I was thinking about the seriousness of this question in light of the newly formulated Multi-Party Charter for South Africa, where a few opposition parties have clubbed together to offer South Africans a “new deal” supposedly and they also claim to be defending the Constitution and all the principles undergirding our constitutional democracy.

I was reflecting on all this and just wondering, what is it about this opposition pact that offers the people of South Africa any new hope and how different will the conduct of the elected representatives of these parties be, that have just signed this pact? What new thing is this opposition pact really bringing to the South African body politic and voters specifically? Is there anything in the messaging and packaging that is so profoundly different that it will potentially be a game-changer with the 2024 elections in mind?

The ANC has been dropping its electoral margins for the past few elections in the country and yet this has not translated into voters necessarily turning towards any of the opposition parties en masse. In fact, as voters have expressed disappointment in the ANC by not turning up to vote on election day and dropping the ANCs margins as a result, they have also been expressing their profound disappointment in the opposition and its offerings by refusing to vote for the opposition, even as they punish the ANC.

So, as far as the South African voter is concerned, looking at the previous elections in the country, the opposition has actually been a huge disappointment and been profoundly underwhelming in its attempts to convince and woo voters, so, what exactly about this Multi-Party Charter for South Africa is going to be appealing to and appease the same voters who have not been impressed and persuaded up to now?

In his book, The Political Brain: The Role of Emotion in Deciding the Fate of the Nation, Emory University’s professor of psychology and psychiatry, Drew Westen through a study of American presidential election results (so, this is not a Third World phenomenon that arises because of an uneducated and unsophisticated electorate as many so-called analysts would have us believe), concludes that even supposedly mature western democracies like the United States of America, are characterised by voter behaviour which is more based on emotions and feelings than reason and rationality. To quote him verbatim, “In politics, when reason and emotion collide, emotion invariably wins.”

At their essence, electoral or campaign politics remain about moving and persuading the electorate through touching them emotively (their hearts) and not just their heads (reason). It is in the marketplace of emotions and feelings that election campaigns either fail or succeed and it is here where the opposition has been a continuous failure in the past few elections, despite the ANCs faux pas, and it is for this reason that one can legitimately conclude that this Multi-Party Charter for South Africa is nothing but a gimmick, a red herring by an opposition that is increasingly desperate and clueless when it comes to wooing the average South African voter, which is bound to lead to more disappointment and failure.
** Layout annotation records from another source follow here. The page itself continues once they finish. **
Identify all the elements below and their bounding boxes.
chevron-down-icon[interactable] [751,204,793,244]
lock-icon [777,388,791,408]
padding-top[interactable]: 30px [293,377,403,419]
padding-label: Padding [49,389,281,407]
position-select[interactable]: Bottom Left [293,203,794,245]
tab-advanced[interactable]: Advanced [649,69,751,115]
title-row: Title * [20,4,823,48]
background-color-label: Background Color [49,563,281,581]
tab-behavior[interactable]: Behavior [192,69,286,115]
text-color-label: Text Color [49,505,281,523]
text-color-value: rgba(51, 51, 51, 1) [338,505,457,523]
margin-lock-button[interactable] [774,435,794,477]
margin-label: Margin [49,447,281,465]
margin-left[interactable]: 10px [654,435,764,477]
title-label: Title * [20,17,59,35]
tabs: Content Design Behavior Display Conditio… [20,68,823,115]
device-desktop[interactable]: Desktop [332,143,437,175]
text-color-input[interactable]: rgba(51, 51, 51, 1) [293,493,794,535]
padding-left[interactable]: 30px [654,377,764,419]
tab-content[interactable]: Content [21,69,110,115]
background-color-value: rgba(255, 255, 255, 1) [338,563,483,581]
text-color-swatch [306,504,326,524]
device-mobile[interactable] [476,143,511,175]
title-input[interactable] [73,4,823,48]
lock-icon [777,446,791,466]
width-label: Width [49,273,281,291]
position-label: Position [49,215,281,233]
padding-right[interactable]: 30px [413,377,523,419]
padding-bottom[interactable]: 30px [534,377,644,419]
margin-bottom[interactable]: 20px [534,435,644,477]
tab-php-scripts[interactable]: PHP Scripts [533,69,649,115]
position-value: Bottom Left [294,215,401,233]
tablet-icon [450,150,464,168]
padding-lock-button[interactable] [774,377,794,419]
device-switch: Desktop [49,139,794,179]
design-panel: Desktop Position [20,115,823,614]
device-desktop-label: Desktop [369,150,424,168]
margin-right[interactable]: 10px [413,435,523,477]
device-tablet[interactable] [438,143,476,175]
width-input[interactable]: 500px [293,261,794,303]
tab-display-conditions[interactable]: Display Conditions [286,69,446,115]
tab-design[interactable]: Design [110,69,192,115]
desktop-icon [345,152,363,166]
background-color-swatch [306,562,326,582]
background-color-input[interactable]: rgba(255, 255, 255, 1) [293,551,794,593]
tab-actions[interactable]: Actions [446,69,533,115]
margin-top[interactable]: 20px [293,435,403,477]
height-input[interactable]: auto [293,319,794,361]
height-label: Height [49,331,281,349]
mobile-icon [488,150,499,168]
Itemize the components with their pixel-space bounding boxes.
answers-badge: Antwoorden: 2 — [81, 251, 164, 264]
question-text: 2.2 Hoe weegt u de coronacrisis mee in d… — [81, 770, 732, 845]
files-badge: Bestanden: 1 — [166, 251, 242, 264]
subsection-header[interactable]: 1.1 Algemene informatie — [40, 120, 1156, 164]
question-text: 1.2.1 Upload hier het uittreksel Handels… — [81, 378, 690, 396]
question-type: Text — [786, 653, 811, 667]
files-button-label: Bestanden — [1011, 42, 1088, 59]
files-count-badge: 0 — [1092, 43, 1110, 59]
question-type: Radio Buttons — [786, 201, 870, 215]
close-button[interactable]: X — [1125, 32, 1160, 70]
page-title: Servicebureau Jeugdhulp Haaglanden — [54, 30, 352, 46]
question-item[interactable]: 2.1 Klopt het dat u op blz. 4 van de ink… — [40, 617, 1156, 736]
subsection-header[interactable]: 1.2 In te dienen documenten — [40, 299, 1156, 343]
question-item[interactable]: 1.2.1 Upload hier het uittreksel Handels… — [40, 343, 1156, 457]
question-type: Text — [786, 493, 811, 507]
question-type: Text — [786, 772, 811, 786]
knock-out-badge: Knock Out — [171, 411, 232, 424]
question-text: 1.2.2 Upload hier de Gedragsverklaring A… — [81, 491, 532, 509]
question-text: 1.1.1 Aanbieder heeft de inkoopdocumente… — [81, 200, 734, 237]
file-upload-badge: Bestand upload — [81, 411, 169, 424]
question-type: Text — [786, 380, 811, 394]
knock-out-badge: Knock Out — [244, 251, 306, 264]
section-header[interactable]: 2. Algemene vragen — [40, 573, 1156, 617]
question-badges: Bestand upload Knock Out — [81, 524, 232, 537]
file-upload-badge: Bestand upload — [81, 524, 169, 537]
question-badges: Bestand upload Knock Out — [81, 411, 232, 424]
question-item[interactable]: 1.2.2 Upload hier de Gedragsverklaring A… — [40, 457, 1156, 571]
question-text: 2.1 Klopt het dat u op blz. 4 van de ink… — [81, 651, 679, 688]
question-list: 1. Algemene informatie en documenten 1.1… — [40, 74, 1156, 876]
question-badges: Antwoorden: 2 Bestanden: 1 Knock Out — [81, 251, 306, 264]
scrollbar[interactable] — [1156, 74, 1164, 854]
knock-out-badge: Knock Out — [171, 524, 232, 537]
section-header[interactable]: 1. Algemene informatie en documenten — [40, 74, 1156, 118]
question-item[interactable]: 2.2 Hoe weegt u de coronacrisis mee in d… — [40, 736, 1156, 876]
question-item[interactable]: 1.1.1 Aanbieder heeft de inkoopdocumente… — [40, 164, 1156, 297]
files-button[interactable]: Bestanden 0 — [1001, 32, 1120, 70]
As Drew Westen explicitly puts it in his book, there are three things that actually influence voter behaviour and it is in getting things wrong at this level that the opposition in SA has shown itself to be clueless and ultimately desperate: feelings towards the political party and its principles, feelings towards the candidates and finally, their feelings towards the party’s (candidate’s) policy positions.

In a party-based political and electoral system like South Africa, the failure of the opposition to appeal to the hearts and not the minds of the SA electorate necessarily, continues to be their biggest Achilles heel and no Faustian pact of a Multi-Party Charter between them is going to change that reality. To make things even worse, the failure of opposition parties to bring about greater stability as well as improvements in governance and service delivery at a municipal level through the coalition arrangements that have become the norm since 2016, has given the South African electorate a healthy scepticism when it comes to juxtaposing the governing capacity of opposition parties (even when they work together) with that of the ANC.

Mugabe Ratshikuni works for the Gauteng provincial government, He is an activist with a passion for social justice and transformation. He writes here in his personal capacity.